Я хотел было возмутиться, но товарищ Мотауллин меня опередил.
- И вот, смотрите, что мы нашли с обратной стороны изголовья Вашей кровати.
Прямо передо мной, на рабочем столе, очутилась карточка, то ли деревянная, то ли из плотного картона - рассмотреть было сложно по причине того, что сам найденный предмет оказался заключен в физический стазис-кристалл. Неприятный, как бы смазанный символ, выведенный грязно-сиреневой краской, изображал многолучевую звезду: символ мне неизвестный, но категорически неприятный, и даже, наверное, какой-то мерзкий.
- Вам ведь снились в последнее время кошмары, верно?
Дальнейшая беседа продлилась недолго. Старшему лейтенанту государственной безопасности кто-то позвонил на элофон – неизвестной мне, кстати, модели, непохожей ни на один аппарат стандартной советской линейки. Полицейский выслушал собеседника, все более мрачнея лицом, завершил разговор, и, обращаясь уже ко мне, снова извинился: ему надо было срочно оказаться в другом месте.
Договорились, впрочем, о продолжении беседы, сегодня вечером или на следующий день.
Уже выходя, почти выбегая из моего офиса, полицейский вдруг остановился и вновь обратился ко мне.
- Профессор, простите еще раз... Что за предмет прямо сейчас лежит в кармане Вашего пиджака? - спросил меня старший лейтенант Мотауллин, и тут же уточнил: - Во внутреннем кармане слева?
В обозначенном кармане оказался только сложенный вчетверо лист бумаги. Тот самый лист, на котором товарищ Хьюстон чуть раньше записал зубодробительное название нужного ему лекарства.
Глава 27. Те же и академик
Демонстрационный экран разместили в рекреации у самого входа в столовую (или, иначе, у выхода из нее же). Сделали это очень быстро, и никто толком не понял, зачем именно: до того в приличных для вспомогательного помещения размеров комнате размещались удобные диванчики (для двоих), не менее удобные кресла (для одного) и карликовые пальмы в кадках (для всеобщего созерцания и эмоционального улучшения процесса пищеварения).
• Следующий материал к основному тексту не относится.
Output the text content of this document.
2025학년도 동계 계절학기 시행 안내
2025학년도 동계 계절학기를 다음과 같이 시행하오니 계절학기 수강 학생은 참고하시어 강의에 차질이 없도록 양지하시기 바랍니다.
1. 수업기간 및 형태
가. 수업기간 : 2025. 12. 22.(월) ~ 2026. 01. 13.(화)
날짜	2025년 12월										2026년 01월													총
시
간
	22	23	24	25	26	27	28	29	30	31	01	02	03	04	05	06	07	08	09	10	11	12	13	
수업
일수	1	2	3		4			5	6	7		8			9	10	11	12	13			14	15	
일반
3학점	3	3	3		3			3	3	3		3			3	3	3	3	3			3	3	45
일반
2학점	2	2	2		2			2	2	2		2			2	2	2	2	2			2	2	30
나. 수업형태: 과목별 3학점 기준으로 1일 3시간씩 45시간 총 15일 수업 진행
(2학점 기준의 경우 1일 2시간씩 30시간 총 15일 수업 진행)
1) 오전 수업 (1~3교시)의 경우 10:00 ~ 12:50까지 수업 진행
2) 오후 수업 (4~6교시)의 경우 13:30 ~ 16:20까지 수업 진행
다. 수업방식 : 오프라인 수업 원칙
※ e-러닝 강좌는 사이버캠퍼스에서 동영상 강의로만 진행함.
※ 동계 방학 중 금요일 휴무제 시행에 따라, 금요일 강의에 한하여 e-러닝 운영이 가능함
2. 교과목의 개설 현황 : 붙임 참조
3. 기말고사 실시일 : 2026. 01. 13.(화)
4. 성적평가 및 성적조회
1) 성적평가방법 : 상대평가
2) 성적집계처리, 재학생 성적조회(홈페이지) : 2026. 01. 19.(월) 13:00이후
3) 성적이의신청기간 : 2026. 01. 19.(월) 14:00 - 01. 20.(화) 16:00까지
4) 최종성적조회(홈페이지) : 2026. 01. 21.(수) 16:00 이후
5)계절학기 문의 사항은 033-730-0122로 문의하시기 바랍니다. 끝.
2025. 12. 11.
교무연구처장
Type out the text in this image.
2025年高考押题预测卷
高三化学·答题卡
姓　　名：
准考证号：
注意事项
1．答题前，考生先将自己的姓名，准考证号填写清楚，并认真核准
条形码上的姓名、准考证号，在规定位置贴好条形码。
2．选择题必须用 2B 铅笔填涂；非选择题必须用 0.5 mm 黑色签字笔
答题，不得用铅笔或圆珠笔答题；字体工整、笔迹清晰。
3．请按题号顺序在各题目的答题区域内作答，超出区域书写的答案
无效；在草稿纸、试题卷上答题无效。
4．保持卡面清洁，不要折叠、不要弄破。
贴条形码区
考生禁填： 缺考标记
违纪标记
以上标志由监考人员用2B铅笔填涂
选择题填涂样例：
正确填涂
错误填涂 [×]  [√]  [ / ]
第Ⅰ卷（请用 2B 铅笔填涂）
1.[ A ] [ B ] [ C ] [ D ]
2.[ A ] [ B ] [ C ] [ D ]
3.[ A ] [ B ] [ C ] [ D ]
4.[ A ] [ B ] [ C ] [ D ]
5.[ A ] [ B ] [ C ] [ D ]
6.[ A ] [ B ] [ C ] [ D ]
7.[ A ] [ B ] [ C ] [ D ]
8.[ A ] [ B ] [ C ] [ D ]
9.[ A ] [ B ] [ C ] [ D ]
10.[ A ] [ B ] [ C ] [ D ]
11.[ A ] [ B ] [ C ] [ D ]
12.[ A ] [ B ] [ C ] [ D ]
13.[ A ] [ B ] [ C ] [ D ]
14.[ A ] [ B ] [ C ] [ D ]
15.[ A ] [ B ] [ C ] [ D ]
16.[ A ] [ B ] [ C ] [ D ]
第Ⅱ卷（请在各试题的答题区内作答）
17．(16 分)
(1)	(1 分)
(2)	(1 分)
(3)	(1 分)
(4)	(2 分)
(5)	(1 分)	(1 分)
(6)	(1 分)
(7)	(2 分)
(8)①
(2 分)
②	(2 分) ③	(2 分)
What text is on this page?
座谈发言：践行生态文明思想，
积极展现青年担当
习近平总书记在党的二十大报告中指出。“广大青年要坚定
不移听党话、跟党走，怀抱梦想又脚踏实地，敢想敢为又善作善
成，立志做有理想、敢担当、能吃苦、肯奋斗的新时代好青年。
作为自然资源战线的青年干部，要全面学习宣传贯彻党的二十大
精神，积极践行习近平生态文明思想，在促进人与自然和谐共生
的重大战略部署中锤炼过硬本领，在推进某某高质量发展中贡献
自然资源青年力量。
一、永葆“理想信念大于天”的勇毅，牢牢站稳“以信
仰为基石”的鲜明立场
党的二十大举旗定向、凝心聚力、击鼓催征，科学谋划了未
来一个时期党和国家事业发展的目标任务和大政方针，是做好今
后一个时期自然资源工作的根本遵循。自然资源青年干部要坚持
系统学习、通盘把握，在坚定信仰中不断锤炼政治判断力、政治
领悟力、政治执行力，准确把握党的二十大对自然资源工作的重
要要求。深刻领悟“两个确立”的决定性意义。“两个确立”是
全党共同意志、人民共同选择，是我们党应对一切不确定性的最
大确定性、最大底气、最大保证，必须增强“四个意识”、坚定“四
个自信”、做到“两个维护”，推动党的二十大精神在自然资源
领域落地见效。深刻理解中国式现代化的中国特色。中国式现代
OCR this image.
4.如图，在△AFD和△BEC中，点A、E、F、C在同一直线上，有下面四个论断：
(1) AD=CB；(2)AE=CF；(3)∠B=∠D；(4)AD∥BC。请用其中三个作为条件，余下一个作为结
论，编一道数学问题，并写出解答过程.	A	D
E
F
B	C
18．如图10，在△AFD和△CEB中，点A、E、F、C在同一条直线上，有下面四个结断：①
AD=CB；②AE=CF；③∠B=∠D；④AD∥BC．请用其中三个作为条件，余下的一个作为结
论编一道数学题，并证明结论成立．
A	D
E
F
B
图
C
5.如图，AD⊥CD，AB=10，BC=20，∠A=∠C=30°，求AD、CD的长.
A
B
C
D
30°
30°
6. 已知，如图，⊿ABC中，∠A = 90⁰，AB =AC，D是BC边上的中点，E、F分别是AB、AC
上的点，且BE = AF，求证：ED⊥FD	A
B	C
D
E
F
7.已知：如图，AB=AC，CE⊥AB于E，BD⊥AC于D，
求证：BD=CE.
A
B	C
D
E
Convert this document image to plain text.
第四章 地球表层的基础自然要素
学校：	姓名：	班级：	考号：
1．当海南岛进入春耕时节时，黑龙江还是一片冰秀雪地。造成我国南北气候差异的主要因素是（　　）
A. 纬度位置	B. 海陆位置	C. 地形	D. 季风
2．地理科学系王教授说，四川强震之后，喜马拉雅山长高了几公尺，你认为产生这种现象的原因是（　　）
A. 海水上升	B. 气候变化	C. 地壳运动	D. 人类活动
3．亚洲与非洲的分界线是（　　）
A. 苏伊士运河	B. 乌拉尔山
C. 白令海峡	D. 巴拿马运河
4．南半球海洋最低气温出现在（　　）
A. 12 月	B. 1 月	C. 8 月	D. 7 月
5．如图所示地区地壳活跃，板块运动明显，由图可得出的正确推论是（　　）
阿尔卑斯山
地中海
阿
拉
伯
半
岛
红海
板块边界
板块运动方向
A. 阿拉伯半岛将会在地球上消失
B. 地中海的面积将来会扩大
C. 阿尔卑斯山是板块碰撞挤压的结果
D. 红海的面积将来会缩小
В общем, разместили и разместили – буквально на следующий день после тревожного моего разговора с товарищем старшим лейтенантом государственной безопасности.
Еще день спустя, прямо с утра, буквально во время завтрака, стенд осветился призывной надписью. Надпись зримо угрожала визитом на Проект его, Проекта, отца-основателя: историка, археолога, профессора кафедры археологии Тамбовского университета и даже члена Академии Наук СССР товарища Бабаева.
Сотрудники даже как-то подтянулись, и так, подтянутые, ходили потом несколько дней – пока Самый Главный, наконец, не приехал.
Тот же самый экран теперь сообщал, что сегодня, в субботу, в большом лектории состоится (именно так: не пройдет, а именно что состоится) научно популярная лекция на интересную тему «что мы все тут все забыли». Конечно, настоящее название лекции звучало как-то иначе, немного более длинно и значительно более официально, но общий смысл сводился к фразе в кавычках.
Была указана явка «по желанию», но коллеги всех уровней и родов деятельности, посоветовавшись, решили явиться в полном составе – кроме тех, несомненно, счастливых товарищей, коим повезло в это время дежурить. Мало кому уже были известны истинные черты характера академика Бабаева, слухи же утверждали разное: нарваться на последствия, например, мстительности, связанной с мнимым неуважением, не решился никто, даже некий уважаемый иностранный профессор.
Кстати, о профессоре: я собирался идти вовсе не потому, что чего-то там боялся или не хотел обратить на себя начальственный гнев. Мне действительно было интересно, хотя суть Проекта я, конечно, представлял, и не в общих чертах, а довольно подробно.
То же самое заявляли все окружающие: кого ни спроси, нарвешься на часовой рассказ о сути Проекта и природе вещей, мол, все знаю и готов рассказать, но на лекцию академика шли тоже все. Благо, большой конференц-зал мог вместить всех сотрудников Проекта, включая административные, охранные и даже санитарно-технические службы, не менее трех раз.
Товарища Бабаева ждали прямо сейчас: конкретно, в семнадцать часов вечера, и он не замедлил явиться, причем минута в минуту.